Solar Panel Comparison
How do you compare solar panels? Glad you asked!
You can go straight to my solar panel performance comparison chart by clicking this button:
Or if you want ta higher level view on the differences between sold panel brands then on this video I go through 3 simple things you can look out for.
If you are in a hurry, just watch this and you'll massively reduce your risk of buying a crappy panel that won't last.
After the video I go into even more details if you are feeling like getting knee deep in solar panel comparisons!
There is a bewildering array of solar panels on the Australian market. At the last count there were over 10,000 models approved for use in Australia!
And if you look at a solar panel specification it can often look like a physics textbook, full of numbers and strange symbols.
So for those of us that haven't got a degree in rocket-science, how do we make an honest solar panel comparison?
Well, I reckon there are 6 things you need to look at when choosing solar panels for your home to maximise the chances you are getting a good 'uns. Here they are:
But first, let's get one thing out of the way that doesn't matter: whether the panel is monocrystalline or polycrystalline. Despite what a lot of salesmen will tell you, these days there is very little difference between mono and poly panels.
Right! Onto the things that actually matter:
1) Tier 1, 2 or 3: Do you want high, medium or bottom end panels?
Solar panel manufacturers are ranked into 3 tiers. Tier 1 are the big brand panels with a good reputation for quality and performance. If you are building a solar power station your investors won't go near you unless you use a Tier 1 solar panel. Getting a panel from a Tier 1 manufacturer is pretty low risk. Just be aware of less-than-honest salesmen that will insist that their panels from ChengZongAmeriWaWaSuperFangleSolar are definitely Tier 1, Honest Guvnor!
Tier 1 manufacturers include: Suntech, Trina, Bosch, Schott, Canadian Solar, Sunpower, Renesola, JA Solar, Conergy QCells, Panasonic, REC, and lots more that I've missed out that will no doubt barrage me with emails!
Tier 2 and 3 manufacturers are the smaller players who make panels. You can get some good Tier 2 & 3 panels but, unless you really know the solar manufacturing landscape, it is a lot riskier. Because 80% of the lower tier panels are junk. You really have to know your solar panels to pick a good Tier 2 or 3 panel and avoid the rubbish. Also the smaller companies are less likely to be around in the future. For those reasons, I always recommend the non-solar expert to stick to Tier 1 panels. You can read more about the tier ranking system for solar panels here.
Be aware that all solar panels come with 2 warranties. The "performance" warranty and the "manufacturers" warranty.
Generally the performance warranty is 25 years – and I've never seen a solar panel that hasn't got a 25 year performance warranty!
Ignore this warranty. It is so easy for the manufacturer to get out of that it is worthless.
The warranty that matters is the manufacturers warranty. Don't buy a panel that has a manufacturers warranty of less than 10 years.
3) Power Tolerance
This is how close to the specified Wattage the panel can be in real life. For example if it is a 250W panel and the power tolerance is +/-5% your actual Wattage could be from 237.5W up to 262.5W.
These days good panels have a "positive only" power tolerance. That means a 250W panel will never be less than 250W. That's a good thing.
My advice is: only buy a solar panel that has a "+ve only" power tolerance. And ask for a 'flash test certificate' which proves that the power tolerance is real - and wasn't just slapped on there by the marketing department.

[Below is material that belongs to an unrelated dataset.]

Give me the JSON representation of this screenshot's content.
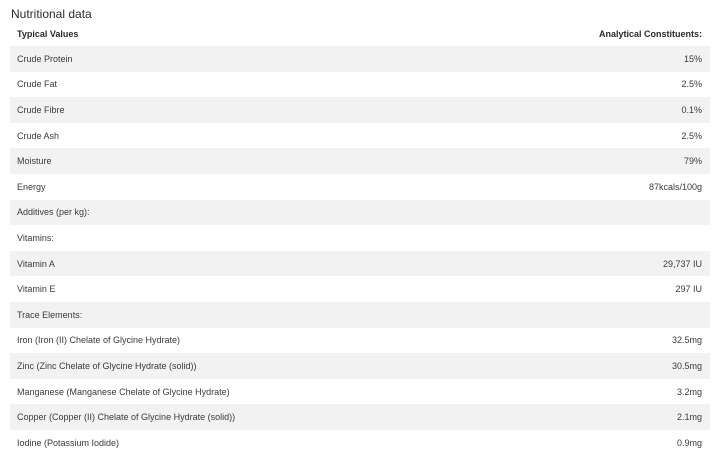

This is not as important as most people think. As long as the panel efficiency is over 14% it should be fine. More efficient panels don't produce more electricity, they are just a little bit smaller on your roof. Unless roof space is critical, don't stress about efficiency.
5) Temperature Coefficient
Solar panels love sunlight, but they hate heat. Their power drops as they get hotter. The temperature coefficient measures how much the power drops for every degree rise in temperature. It generally ranges from -0.4% per °C (good) to -0.5% per °C (not as good). In the latter case if the panel temperature goes up 20°C, the power will drop 0.5 x 20° = 10%.
However the problem with comparing temperature coefficients is that the manufacturers tend to be very optimistic when they take this measurement on their own panels! Luckily there is a much better measurement we can look at that cannot easily be frigged by the solar panel manufacturers…
6) Performance Ratio
The performance ratio is, in my opinion, one of the most important things you should look at when performing a solar panel comparison.
It is simply a percentage that tells you how much power you can really expect to get from the panel, compared to the manufacturer's specification.
For example a 250W panel with a performance ratio of 90% will only give you 225W in real world conditions.
It is a nice number to know because it takes into account the temperature coefficient, so you don't have to. And even better than that – if you use the performance ratios in my solar panel comparison chart, all the performance ratios from "Californian Approved" panels are independently calculated by our friends in California, so they are a lot more trustworthy than if they were calculated by the manufacturers.
Generally a performance ratio of over 90% is pretty good. Over 92% is excellent.